The energy sector in general -and the oil and gas business in particular- has created tempting markets for third party logistics providers. These markets are vast in size, with supply chains that span the world and require extraordinarily complex logistics that often operate under conditions of intense time sensitivity, therefore energy businesses look an attractive group of potential customers.
Seemingly motivated by the possibilities of this huge opportunity, DHL Solutions & Innovation has published a paper titled “Your Supply Chain Simple and Controlled” addressing the need, in their opinion, for energy companies to restructure and out-source their logistics to big integrated logistics providers. Focussing on MRO (maintenance, repair and overhaul) operations in particular, DHL is arguing that the combination of new locations, complex supply chains and the higher cost base that is the result of greater complexity demands a different approach towards the procurement of logistics services.

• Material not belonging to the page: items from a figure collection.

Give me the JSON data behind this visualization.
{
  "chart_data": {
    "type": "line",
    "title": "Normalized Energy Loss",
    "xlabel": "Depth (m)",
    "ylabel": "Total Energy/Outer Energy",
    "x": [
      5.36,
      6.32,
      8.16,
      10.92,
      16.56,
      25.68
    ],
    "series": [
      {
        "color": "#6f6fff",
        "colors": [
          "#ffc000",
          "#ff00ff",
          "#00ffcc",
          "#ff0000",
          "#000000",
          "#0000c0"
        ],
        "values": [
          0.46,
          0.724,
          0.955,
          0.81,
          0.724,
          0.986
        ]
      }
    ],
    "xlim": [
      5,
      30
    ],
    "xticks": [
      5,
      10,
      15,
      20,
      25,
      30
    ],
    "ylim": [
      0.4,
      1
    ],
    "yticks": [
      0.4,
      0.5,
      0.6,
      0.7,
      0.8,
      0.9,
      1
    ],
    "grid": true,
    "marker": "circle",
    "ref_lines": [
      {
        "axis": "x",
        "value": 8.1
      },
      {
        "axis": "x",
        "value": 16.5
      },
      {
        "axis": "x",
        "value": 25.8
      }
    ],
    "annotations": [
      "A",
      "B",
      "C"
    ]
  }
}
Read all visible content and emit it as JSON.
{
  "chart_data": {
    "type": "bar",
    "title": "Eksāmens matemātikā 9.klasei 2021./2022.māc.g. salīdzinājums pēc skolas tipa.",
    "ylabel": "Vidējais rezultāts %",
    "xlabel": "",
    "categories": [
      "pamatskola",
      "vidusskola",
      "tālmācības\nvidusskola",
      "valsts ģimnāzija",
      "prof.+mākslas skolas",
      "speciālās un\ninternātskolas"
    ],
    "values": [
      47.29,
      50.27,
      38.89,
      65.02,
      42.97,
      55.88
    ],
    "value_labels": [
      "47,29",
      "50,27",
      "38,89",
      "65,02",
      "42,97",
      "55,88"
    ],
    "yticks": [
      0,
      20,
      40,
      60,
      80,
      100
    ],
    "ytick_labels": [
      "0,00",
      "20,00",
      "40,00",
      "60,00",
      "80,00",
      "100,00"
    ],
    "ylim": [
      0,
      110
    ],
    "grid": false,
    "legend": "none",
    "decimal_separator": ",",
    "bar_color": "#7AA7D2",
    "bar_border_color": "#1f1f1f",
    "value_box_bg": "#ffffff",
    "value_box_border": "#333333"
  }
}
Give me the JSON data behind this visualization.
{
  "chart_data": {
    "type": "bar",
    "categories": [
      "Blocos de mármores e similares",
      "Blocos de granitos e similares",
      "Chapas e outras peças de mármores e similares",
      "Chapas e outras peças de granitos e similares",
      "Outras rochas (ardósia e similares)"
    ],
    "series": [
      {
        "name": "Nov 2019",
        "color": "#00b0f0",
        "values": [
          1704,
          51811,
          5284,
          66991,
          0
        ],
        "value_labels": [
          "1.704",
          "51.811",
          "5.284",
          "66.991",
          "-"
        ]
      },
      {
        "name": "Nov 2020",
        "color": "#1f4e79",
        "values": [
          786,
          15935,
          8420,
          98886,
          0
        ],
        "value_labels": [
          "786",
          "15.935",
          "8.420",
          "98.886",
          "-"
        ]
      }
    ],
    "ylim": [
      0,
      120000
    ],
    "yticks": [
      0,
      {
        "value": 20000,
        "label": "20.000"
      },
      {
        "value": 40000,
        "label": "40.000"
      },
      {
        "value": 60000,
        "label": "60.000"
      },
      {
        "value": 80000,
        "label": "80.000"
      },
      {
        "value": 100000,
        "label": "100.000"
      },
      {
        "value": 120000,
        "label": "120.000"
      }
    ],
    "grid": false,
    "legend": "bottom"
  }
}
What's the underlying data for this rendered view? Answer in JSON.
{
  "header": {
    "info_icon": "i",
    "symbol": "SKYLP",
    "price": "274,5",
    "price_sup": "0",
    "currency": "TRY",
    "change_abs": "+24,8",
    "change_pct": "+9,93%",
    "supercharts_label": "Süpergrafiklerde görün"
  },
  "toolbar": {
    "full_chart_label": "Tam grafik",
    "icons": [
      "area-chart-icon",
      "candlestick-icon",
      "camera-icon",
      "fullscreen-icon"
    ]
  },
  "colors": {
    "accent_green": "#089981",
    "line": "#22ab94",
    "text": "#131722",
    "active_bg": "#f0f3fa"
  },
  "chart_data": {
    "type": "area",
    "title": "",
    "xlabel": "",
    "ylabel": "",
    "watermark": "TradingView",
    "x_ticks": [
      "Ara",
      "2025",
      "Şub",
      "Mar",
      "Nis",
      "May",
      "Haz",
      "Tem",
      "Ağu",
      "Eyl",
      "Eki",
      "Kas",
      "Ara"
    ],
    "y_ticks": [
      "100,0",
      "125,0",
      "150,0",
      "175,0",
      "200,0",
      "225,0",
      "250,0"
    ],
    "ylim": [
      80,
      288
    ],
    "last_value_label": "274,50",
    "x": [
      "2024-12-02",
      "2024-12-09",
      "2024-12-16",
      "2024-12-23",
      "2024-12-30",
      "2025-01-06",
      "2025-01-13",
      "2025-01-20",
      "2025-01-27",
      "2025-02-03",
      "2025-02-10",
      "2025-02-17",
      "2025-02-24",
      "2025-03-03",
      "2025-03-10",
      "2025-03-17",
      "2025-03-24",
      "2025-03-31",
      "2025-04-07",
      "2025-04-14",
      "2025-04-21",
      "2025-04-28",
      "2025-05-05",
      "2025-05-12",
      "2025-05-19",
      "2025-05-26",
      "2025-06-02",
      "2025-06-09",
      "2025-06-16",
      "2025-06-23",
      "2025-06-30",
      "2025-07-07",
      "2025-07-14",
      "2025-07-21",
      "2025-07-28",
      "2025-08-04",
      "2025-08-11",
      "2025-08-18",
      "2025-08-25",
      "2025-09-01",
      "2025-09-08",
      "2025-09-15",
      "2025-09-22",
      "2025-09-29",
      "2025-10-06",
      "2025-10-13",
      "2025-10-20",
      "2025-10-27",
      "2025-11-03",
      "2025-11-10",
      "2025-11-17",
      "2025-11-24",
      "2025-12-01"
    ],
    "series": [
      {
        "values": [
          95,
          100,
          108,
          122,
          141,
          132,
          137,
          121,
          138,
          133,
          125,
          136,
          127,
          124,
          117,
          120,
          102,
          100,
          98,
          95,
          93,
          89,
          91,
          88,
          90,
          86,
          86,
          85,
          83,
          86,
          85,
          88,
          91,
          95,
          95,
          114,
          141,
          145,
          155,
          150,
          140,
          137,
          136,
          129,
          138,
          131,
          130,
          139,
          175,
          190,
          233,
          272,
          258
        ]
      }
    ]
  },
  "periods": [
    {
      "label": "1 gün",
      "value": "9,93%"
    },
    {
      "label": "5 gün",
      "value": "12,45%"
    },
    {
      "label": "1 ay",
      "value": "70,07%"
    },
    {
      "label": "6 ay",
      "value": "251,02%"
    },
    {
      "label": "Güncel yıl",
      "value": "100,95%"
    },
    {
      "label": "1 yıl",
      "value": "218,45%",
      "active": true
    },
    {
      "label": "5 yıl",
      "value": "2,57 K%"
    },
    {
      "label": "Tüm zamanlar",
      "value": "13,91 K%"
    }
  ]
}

As the report states “energy professionals need to partner with integrated suppliers who can offer them global coverage but also in-depth local understanding…they seek better visibility of end-to-end supply management while also addressing the downward pressure on costs… while simultaneously investing in more external expertise.” DHL argue that the consequence of these trends is the need to buy-in more external resources. Yet, this very process of out-sourcing itself becomes an issue that demands management as the logistics supplier base becomes increasingly large and complicated. The best way to manage this, say DHL is to rationalise smaller suppliers through a large integrated supplier either physically or presumably though some sort of 4PL or Lead Logistics Provider arrangement.
The problem is that the energy sector is so vast that it is more or less impossible for any logistics service provider to possess either the physical resources or the management expertise to service the whole of it. An obvious example is that of oil and gas. As the report indicates, the growth of shale-gas production is one of the most significant developments in the energy sector. However, the types of MRO or E&P logistics services required by most shale-gas operations are radically different from that other area of growth, off-shore gas (and oil) production.
And the present reality of logistics in the sector is more prosaic. For example, in an interview with the publication ‘The Loadstar’, the regional logistics manager for Eurasia and Middle East for oil field service company Halliburton has said that his company in-sourced much of its supply chain management after becoming frustrated at the inability of forwarders to offer the service it needed “six years ago we had forwarders – but there was no visibility. There were ineffective processes and we were dependent on forwarders with mediocre services. They wasted time and money with outdated methods.”To anyone familiar with the evolution of logistics in the automotive sector, these complaints are reminiscent of a sector struggling with the reality of outsourcing. If the lessons of that industry are to be applied to the energy business, there will be a lot of work to be done before even a portion of its potential is realised.